Tuesday, September 18, 2012

Football Eats 4: Spicy Dr Pepper Boneless Bites

Some good games on Saturday and two in particular that I wanted to watch: USC-Stanford and UCLA-Houston. (I missed the first quarter of the latter; apparently the games I want to watch are often "currently unavailable" in Brooklyn just like they were in South Pasadena. Is Timer Warner the common denominator for both? You know it.)

Boneless "wings" sounded like a great football snack.

I got a package of raw chicken tenders at the market and sliced them into bite-sized pieces, tossed them with flour, dipped them in egg wash, and then rolled them in a mix of flour, garlic powder and pepper.

Here are the ingredients I gathered for the sauce: Trappey's, brown sugar, ketchup, and a can of Dr Pepper.

Remember my public service announcement a couple of months ago about the proper way to store those top-down ketchup bottles? Well, here's another one: there is no period in Dr Pepper. Again, it doesn't bother me when people write it incorrectly, but I see it done incorrectly all the time and just thought I'd pass this info along. Although the drink has been around since in the late 19th century and indeed it used to be spelled as if it were an MD, there has not been a period after the "Dr" in 60 years; the company removed it for stylistic reasons. 

I reduced the sauce for about 20 minutes, until it was a thick, sweet glaze. It turned out it was a little sweeter than I hoped, so more Trappey's was necessary. No big deal. 

I let the oil get up to about 375 degrees and dropped in the first batch of chicken pieces, no more than eight at a time. (The oil obviously drops in temperature when the cold chicken hits it; any more than 8 pieces in my pot - which isn't too big - and the temperature drops to an unacceptable level.)

I left the pieces alone for five minutes, then poked them to make sure they had separated and were cooking properly. Another minute or two and they were ready to come out.

Ideally I would put the cooked chicken bites on a rack to drain off the oil, but, even though my kitchen is a good size by New-York-City-apartment standards, I still don't have as much counter space as I would like and I got rid of my wire rack. So I just sat them on paper towels for a minute before tossing them with the sauce.

We devoured the first batch in a ridiculous amount of time. It seemed like we ate all eight in 30 seconds, but I admit that's probably not right. It might have only been two minutes, though. So, obviously, we both really liked them.  I'm not sure I will make them again this way; even after liberal amounts of Trappey's the bites were still sweeter than I like. (I actually ended up dusting a couple of the bites from the next batch with "Pain Is Good" Louisiana-style hot sauce for very spicy flavoring.) But I'm glad I made them as football eats, they were still very good.

6 comments:

BT said...

Those look great.
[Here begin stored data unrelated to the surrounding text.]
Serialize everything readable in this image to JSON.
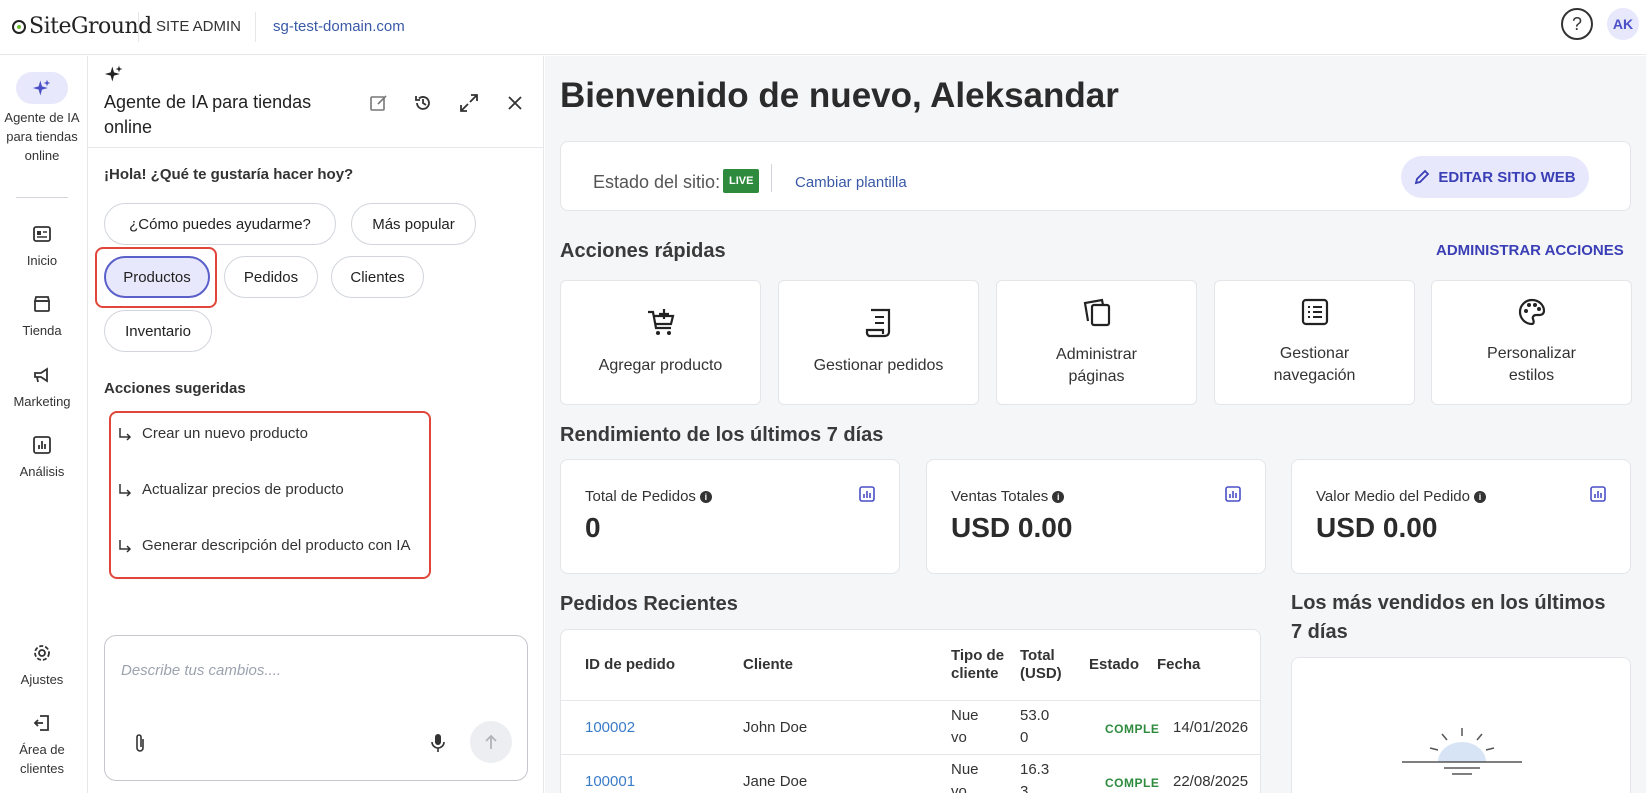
{
  "topbar": {
    "logo_text": "SiteGround",
    "section": "SITE ADMIN",
    "domain": "sg-test-domain.com",
    "help_label": "?",
    "avatar_initials": "AK"
  },
  "leftnav": {
    "items": [
      {
        "label": "Agente de IA para tiendas online",
        "icon": "sparkle-icon"
      },
      {
        "label": "Inicio",
        "icon": "dashboard-icon"
      },
      {
        "label": "Tienda",
        "icon": "store-icon"
      },
      {
        "label": "Marketing",
        "icon": "megaphone-icon"
      },
      {
        "label": "Análisis",
        "icon": "analytics-icon"
      },
      {
        "label": "Ajustes",
        "icon": "gear-icon"
      },
      {
        "label": "Área de clientes",
        "icon": "exit-icon"
      }
    ]
  },
  "ai_panel": {
    "title": "Agente de IA para tiendas online",
    "greeting": "¡Hola! ¿Qué te gustaría hacer hoy?",
    "chips": [
      "¿Cómo puedes ayudarme?",
      "Más popular",
      "Productos",
      "Pedidos",
      "Clientes",
      "Inventario"
    ],
    "active_chip": "Productos",
    "suggested_title": "Acciones sugeridas",
    "suggestions": [
      "Crear un nuevo producto",
      "Actualizar precios de producto",
      "Generar descripción del producto con IA"
    ],
    "composer_placeholder": "Describe tus cambios...."
  },
  "main": {
    "welcome": "Bienvenido de nuevo, Aleksandar",
    "status": {
      "label": "Estado del sitio:",
      "badge": "LIVE",
      "change_template": "Cambiar plantilla",
      "edit_button": "EDITAR SITIO WEB"
    },
    "quick_actions": {
      "title": "Acciones rápidas",
      "manage": "ADMINISTRAR ACCIONES",
      "items": [
        {
          "label": "Agregar producto",
          "icon": "add-cart-icon"
        },
        {
          "label": "Gestionar pedidos",
          "icon": "receipt-icon"
        },
        {
          "label": "Administrar páginas",
          "icon": "pages-icon"
        },
        {
          "label": "Gestionar navegación",
          "icon": "list-icon"
        },
        {
          "label": "Personalizar estilos",
          "icon": "palette-icon"
        }
      ]
    },
    "performance": {
      "title": "Rendimiento de los últimos 7 días",
      "stats": [
        {
          "label": "Total de Pedidos",
          "value": "0"
        },
        {
          "label": "Ventas Totales",
          "value": "USD 0.00"
        },
        {
          "label": "Valor Medio del Pedido",
          "value": "USD 0.00"
        }
      ]
    },
    "recent_orders": {
      "title": "Pedidos Recientes",
      "columns": [
        "ID de pedido",
        "Cliente",
        "Tipo de cliente",
        "Total (USD)",
        "Estado",
        "Fecha"
      ],
      "rows": [
        {
          "id": "100002",
          "client": "John Doe",
          "type": "Nue vo",
          "total": "53.0 0",
          "status": "COMPLE",
          "date": "14/01/2026"
        },
        {
          "id": "100001",
          "client": "Jane Doe",
          "type": "Nue vo",
          "total": "16.3 3",
          "status": "COMPLE",
          "date": "22/08/2025"
        }
      ]
    },
    "best_sellers": {
      "title": "Los más vendidos en los últimos 7 días"
    }
  },
  "colors": {
    "accent": "#3b3fb6",
    "accent_bg": "#e7e8fb",
    "live_green": "#2e8b3e",
    "highlight_red": "#e0473a",
    "link_blue": "#3a7bc8"
  }
}
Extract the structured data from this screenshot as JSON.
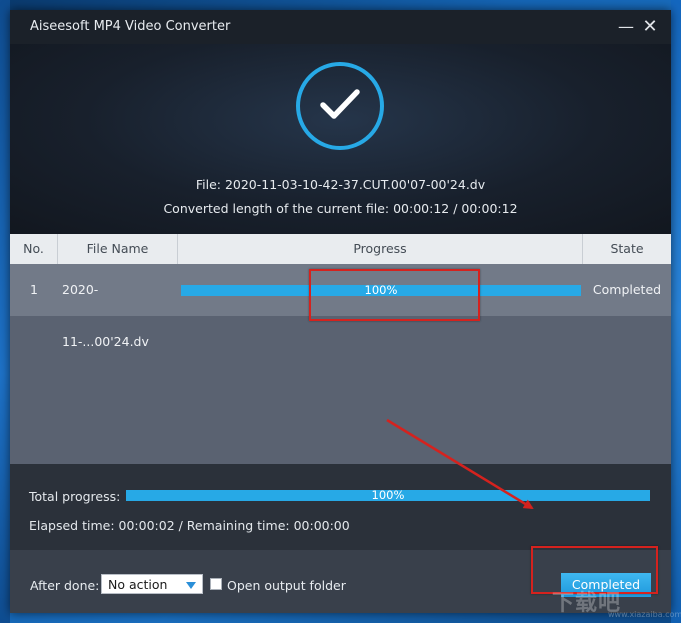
{
  "window": {
    "title": "Aiseesoft MP4 Video Converter",
    "minimize_glyph": "—",
    "close_glyph": "✕"
  },
  "hero": {
    "file_line": "File: 2020-11-03-10-42-37.CUT.00'07-00'24.dv",
    "converted_line": "Converted length of the current file: 00:00:12 / 00:00:12",
    "check_icon": "check-circle-icon"
  },
  "table": {
    "headers": {
      "no": "No.",
      "file_name": "File Name",
      "progress": "Progress",
      "state": "State"
    },
    "rows": [
      {
        "no": "1",
        "file_name": "2020-11-...00'24.dv",
        "progress_label": "100%",
        "progress_fraction": 1.0,
        "state": "Completed"
      }
    ]
  },
  "total": {
    "label": "Total progress:",
    "progress_label": "100%",
    "progress_fraction": 1.0,
    "elapsed_line": "Elapsed time: 00:00:02 / Remaining time: 00:00:00"
  },
  "footer": {
    "after_done_label": "After done:",
    "after_done_value": "No action",
    "open_folder_label": "Open output folder",
    "open_folder_checked": false,
    "completed_button": "Completed"
  },
  "watermark": {
    "text": "下载吧",
    "url": "www.xiazaiba.com"
  },
  "colors": {
    "accent": "#27a9e6",
    "annotation": "#d5221e",
    "title_bar": "#1b2129"
  }
}
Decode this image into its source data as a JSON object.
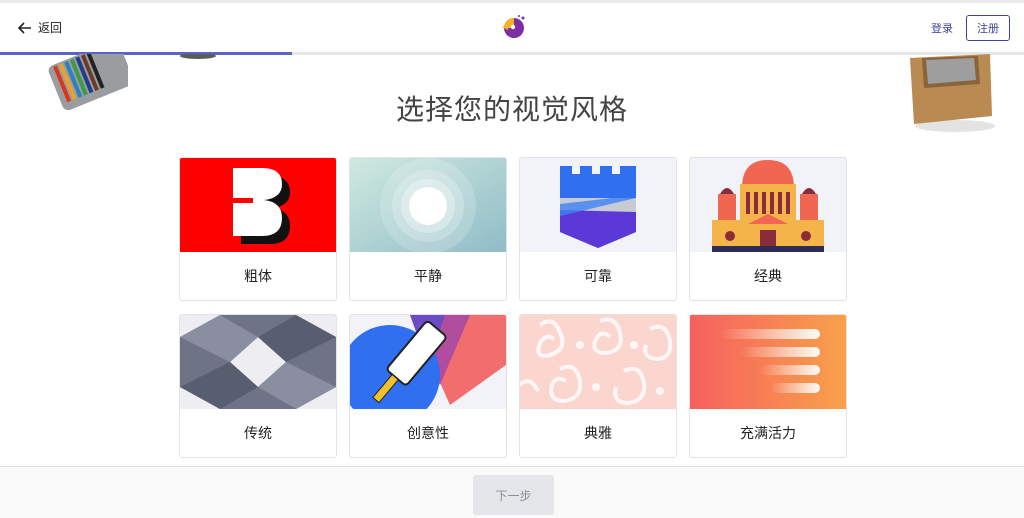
{
  "header": {
    "back_label": "返回",
    "login_label": "登录",
    "signup_label": "注册",
    "progress": 0.285,
    "accent_color": "#3d4596"
  },
  "main": {
    "title": "选择您的视觉风格"
  },
  "styles": [
    {
      "label": "粗体",
      "icon": "bold-b-icon"
    },
    {
      "label": "平静",
      "icon": "calm-circles-icon"
    },
    {
      "label": "可靠",
      "icon": "castle-shield-icon"
    },
    {
      "label": "经典",
      "icon": "classic-palace-icon"
    },
    {
      "label": "传统",
      "icon": "traditional-pattern-icon"
    },
    {
      "label": "创意性",
      "icon": "paint-roller-icon"
    },
    {
      "label": "典雅",
      "icon": "damask-pattern-icon"
    },
    {
      "label": "充满活力",
      "icon": "energetic-stripes-icon"
    }
  ],
  "footer": {
    "next_label": "下一步"
  }
}
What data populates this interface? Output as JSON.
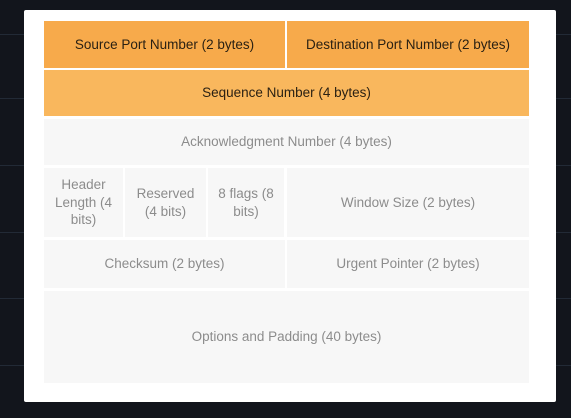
{
  "colors": {
    "primary_field": "#f7aa4b",
    "secondary_field": "#f9b75d",
    "plain_field": "#f7f7f7",
    "background": "#12151c"
  },
  "header_fields": {
    "source_port": "Source Port Number (2 bytes)",
    "destination_port": "Destination Port Number (2 bytes)",
    "sequence_number": "Sequence Number (4 bytes)",
    "acknowledgment_number": "Acknowledgment Number (4 bytes)",
    "header_length": "Header Length (4 bits)",
    "reserved": "Reserved (4 bits)",
    "flags": "8 flags (8 bits)",
    "window_size": "Window Size (2 bytes)",
    "checksum": "Checksum (2 bytes)",
    "urgent_pointer": "Urgent Pointer (2 bytes)",
    "options_padding": "Options and Padding (40 bytes)"
  }
}
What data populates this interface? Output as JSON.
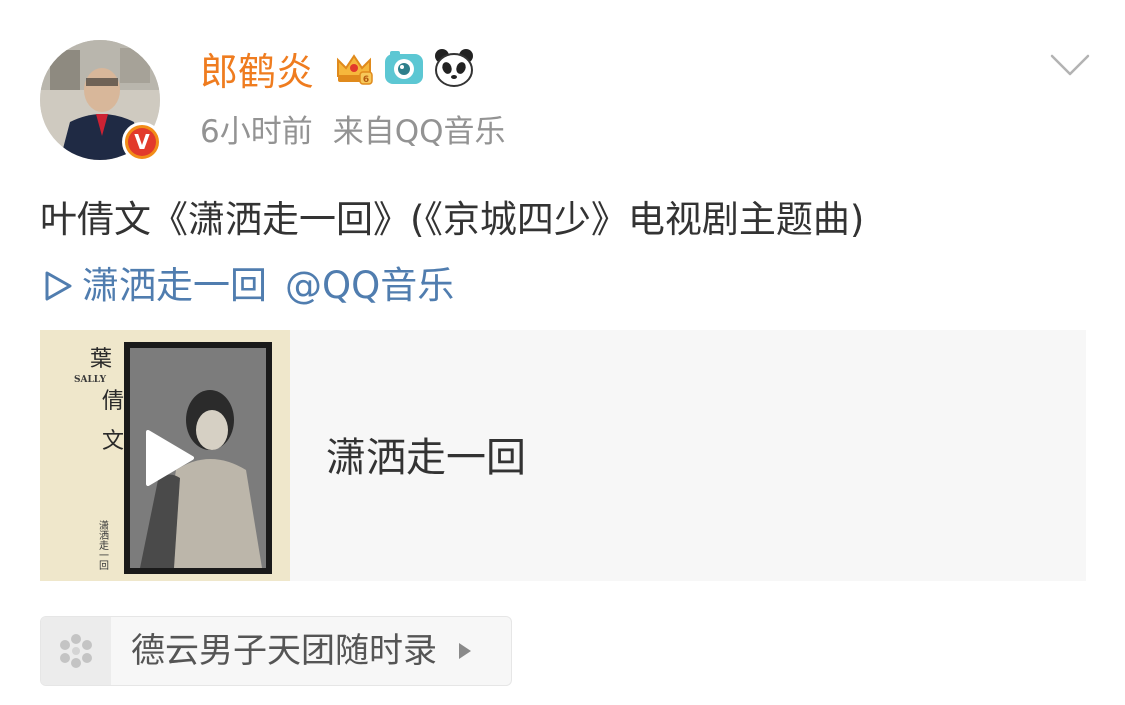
{
  "author": {
    "name": "郎鹤炎",
    "badges": [
      "crown-member-icon",
      "camera-icon",
      "panda-icon"
    ],
    "verified": "V"
  },
  "meta": {
    "time": "6小时前",
    "source": "来自QQ音乐"
  },
  "post": {
    "text": "叶倩文《潇洒走一回》(《京城四少》电视剧主题曲)",
    "song_link": "潇洒走一回",
    "mention": "@QQ音乐"
  },
  "music_card": {
    "title": "潇洒走一回",
    "album_caption": "葉倩文",
    "album_brand": "SALLY",
    "album_subtitle": "潇洒走一回"
  },
  "topic": {
    "label": "德云男子天团随时录"
  },
  "colors": {
    "username": "#ef7c1f",
    "link": "#507daf",
    "meta": "#939393",
    "text": "#333333"
  }
}
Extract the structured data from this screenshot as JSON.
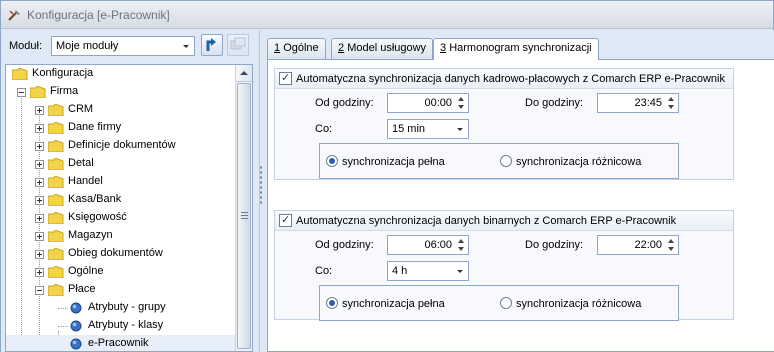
{
  "window": {
    "title": "Konfiguracja [e-Pracownik]"
  },
  "sidebar": {
    "module_label": "Moduł:",
    "module_value": "Moje moduły",
    "tree": [
      {
        "label": "Konfiguracja"
      },
      {
        "label": "Firma"
      },
      {
        "label": "CRM"
      },
      {
        "label": "Dane firmy"
      },
      {
        "label": "Definicje dokumentów"
      },
      {
        "label": "Detal"
      },
      {
        "label": "Handel"
      },
      {
        "label": "Kasa/Bank"
      },
      {
        "label": "Księgowość"
      },
      {
        "label": "Magazyn"
      },
      {
        "label": "Obieg dokumentów"
      },
      {
        "label": "Ogólne"
      },
      {
        "label": "Płace"
      },
      {
        "label": "Atrybuty - grupy"
      },
      {
        "label": "Atrybuty - klasy"
      },
      {
        "label": "e-Pracownik"
      }
    ]
  },
  "tabs": [
    {
      "num": "1",
      "label": "Ogólne"
    },
    {
      "num": "2",
      "label": "Model usługowy"
    },
    {
      "num": "3",
      "label": "Harmonogram synchronizacji"
    }
  ],
  "group1": {
    "title": "Automatyczna synchronizacja danych kadrowo-płacowych z Comarch ERP e-Pracownik",
    "checked": true,
    "from_label": "Od godziny:",
    "from_value": "00:00",
    "to_label": "Do godziny:",
    "to_value": "23:45",
    "every_label": "Co:",
    "every_value": "15 min",
    "radio_full": "synchronizacja pełna",
    "radio_diff": "synchronizacja różnicowa",
    "selected": "full"
  },
  "group2": {
    "title": "Automatyczna synchronizacja danych binarnych z Comarch ERP e-Pracownik",
    "checked": true,
    "from_label": "Od godziny:",
    "from_value": "06:00",
    "to_label": "Do godziny:",
    "to_value": "22:00",
    "every_label": "Co:",
    "every_value": "4 h",
    "radio_full": "synchronizacja pełna",
    "radio_diff": "synchronizacja różnicowa",
    "selected": "full"
  },
  "colors": {
    "frame": "#8ea7c9",
    "panel": "#dfe8f5",
    "folder": "#f2d44a"
  }
}
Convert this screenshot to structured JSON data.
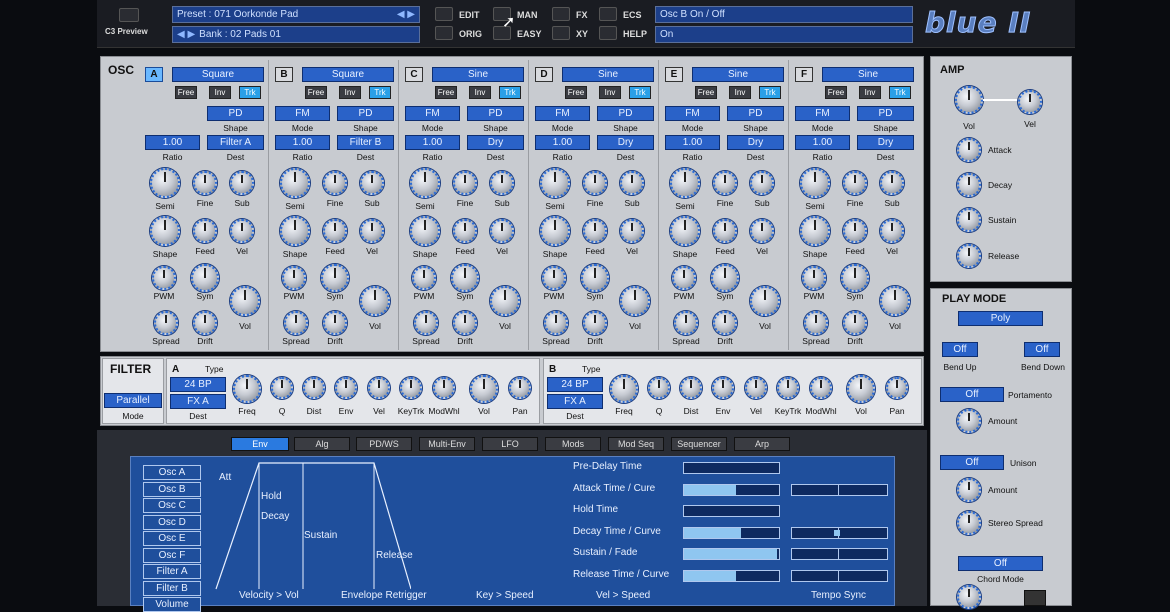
{
  "header": {
    "c3_preview": "C3 Preview",
    "preset": "Preset : 071 Oorkonde Pad",
    "bank": "Bank : 02 Pads 01",
    "modes": [
      "EDIT",
      "MAN",
      "FX",
      "ECS",
      "ORIG",
      "EASY",
      "XY",
      "HELP"
    ],
    "param_name": "Osc B On / Off",
    "param_value": "On",
    "logo": "blue II"
  },
  "osc": {
    "title": "OSC",
    "shape_label": "Shape",
    "mode_label": "Mode",
    "ratio_label": "Ratio",
    "dest_label": "Dest",
    "free": "Free",
    "inv": "Inv",
    "trk": "Trk",
    "knob_labels": [
      "Semi",
      "Fine",
      "Sub",
      "Shape",
      "Feed",
      "Vel",
      "PWM",
      "Sym",
      "Vol",
      "Spread",
      "Drift"
    ],
    "columns": [
      {
        "letter": "A",
        "wave": "Square",
        "mode": "",
        "shape": "PD",
        "ratio": "1.00",
        "dest": "Filter A",
        "active": true
      },
      {
        "letter": "B",
        "wave": "Square",
        "mode": "FM",
        "shape": "PD",
        "ratio": "1.00",
        "dest": "Filter B",
        "active": false
      },
      {
        "letter": "C",
        "wave": "Sine",
        "mode": "FM",
        "shape": "PD",
        "ratio": "1.00",
        "dest": "Dry",
        "active": false
      },
      {
        "letter": "D",
        "wave": "Sine",
        "mode": "FM",
        "shape": "PD",
        "ratio": "1.00",
        "dest": "Dry",
        "active": false
      },
      {
        "letter": "E",
        "wave": "Sine",
        "mode": "FM",
        "shape": "PD",
        "ratio": "1.00",
        "dest": "Dry",
        "active": false
      },
      {
        "letter": "F",
        "wave": "Sine",
        "mode": "FM",
        "shape": "PD",
        "ratio": "1.00",
        "dest": "Dry",
        "active": false
      }
    ]
  },
  "amp": {
    "title": "AMP",
    "knobs": [
      "Vol",
      "Vel",
      "Attack",
      "Decay",
      "Sustain",
      "Release"
    ]
  },
  "play": {
    "title": "PLAY MODE",
    "mode": "Poly",
    "off": "Off",
    "bend_up": "Bend Up",
    "bend_down": "Bend Down",
    "portamento": "Portamento",
    "amount": "Amount",
    "unison": "Unison",
    "stereo_spread": "Stereo Spread",
    "chord_mode": "Chord Mode"
  },
  "filter": {
    "title": "FILTER",
    "routing": "Parallel",
    "mode_label": "Mode",
    "type_label": "Type",
    "dest_label": "Dest",
    "a": {
      "letter": "A",
      "type": "24 BP",
      "dest": "FX A"
    },
    "b": {
      "letter": "B",
      "type": "24 BP",
      "dest": "FX A"
    },
    "knob_labels": [
      "Freq",
      "Q",
      "Dist",
      "Env",
      "Vel",
      "KeyTrk",
      "ModWhl",
      "Vol",
      "Pan"
    ]
  },
  "tabs": [
    "Env",
    "Alg",
    "PD/WS",
    "Multi-Env",
    "LFO",
    "Mods",
    "Mod Seq",
    "Sequencer",
    "Arp"
  ],
  "env": {
    "destinations": [
      "Osc A",
      "Osc B",
      "Osc C",
      "Osc D",
      "Osc E",
      "Osc F",
      "Filter A",
      "Filter B",
      "Volume"
    ],
    "stages": [
      "Att",
      "Hold",
      "Decay",
      "Sustain",
      "Release"
    ],
    "params": [
      {
        "label": "Pre-Delay Time",
        "fill": 0,
        "curve": false
      },
      {
        "label": "Attack Time / Cure",
        "fill": 0.55,
        "curve": true
      },
      {
        "label": "Hold Time",
        "fill": 0,
        "curve": false
      },
      {
        "label": "Decay Time / Curve",
        "fill": 0.6,
        "curve": true
      },
      {
        "label": "Sustain / Fade",
        "fill": 0.98,
        "curve": true
      },
      {
        "label": "Release Time / Curve",
        "fill": 0.55,
        "curve": true
      }
    ],
    "footer": [
      "Velocity > Vol",
      "Envelope Retrigger",
      "Key > Speed",
      "Vel > Speed",
      "Tempo Sync"
    ]
  }
}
And since you're passing along PSA's, here's mine: There is no "S" at the end of Nordstrom.

Drives me crazy when I hear someone say they "got it at Nordstroms!"

Really? Did you get your socks at Gaps and your toilet paper at Targets too?

JustinM said...

I would rather have people say Targets than Tar-zhay.

SuperLarge said...

I believe I am guilty of both the above-mentioned offenses. Yup, I'm sure I am.

JustinM said...

Yes but when you're a hot chick you can get away with a lot.

nikkiwatson1995 said...

Hi these look amazing! Could I have the recipe for the sauce please! Im from the UK and love your blog!

JustinM said...

I'll tell you what I did but I mostly did it by sight/taste, so these aren't exact:

Take a 12oz can of Dr Pepper and reduce it over low-medium heat until it's 1/4 the amount. Stir in a pat of butter - as much or as little as you choose; you don't even need to add it if you don't wish - and about 1/3 cup brown sugar and 1/3 cup ketchup. Blend that in with the sauce and add as much hot sauce as you want. I added roughly two tablespoons of Trappey's, which isn't very spicy. If you are using a spicy hot sauce, you definitely don't want to add that much.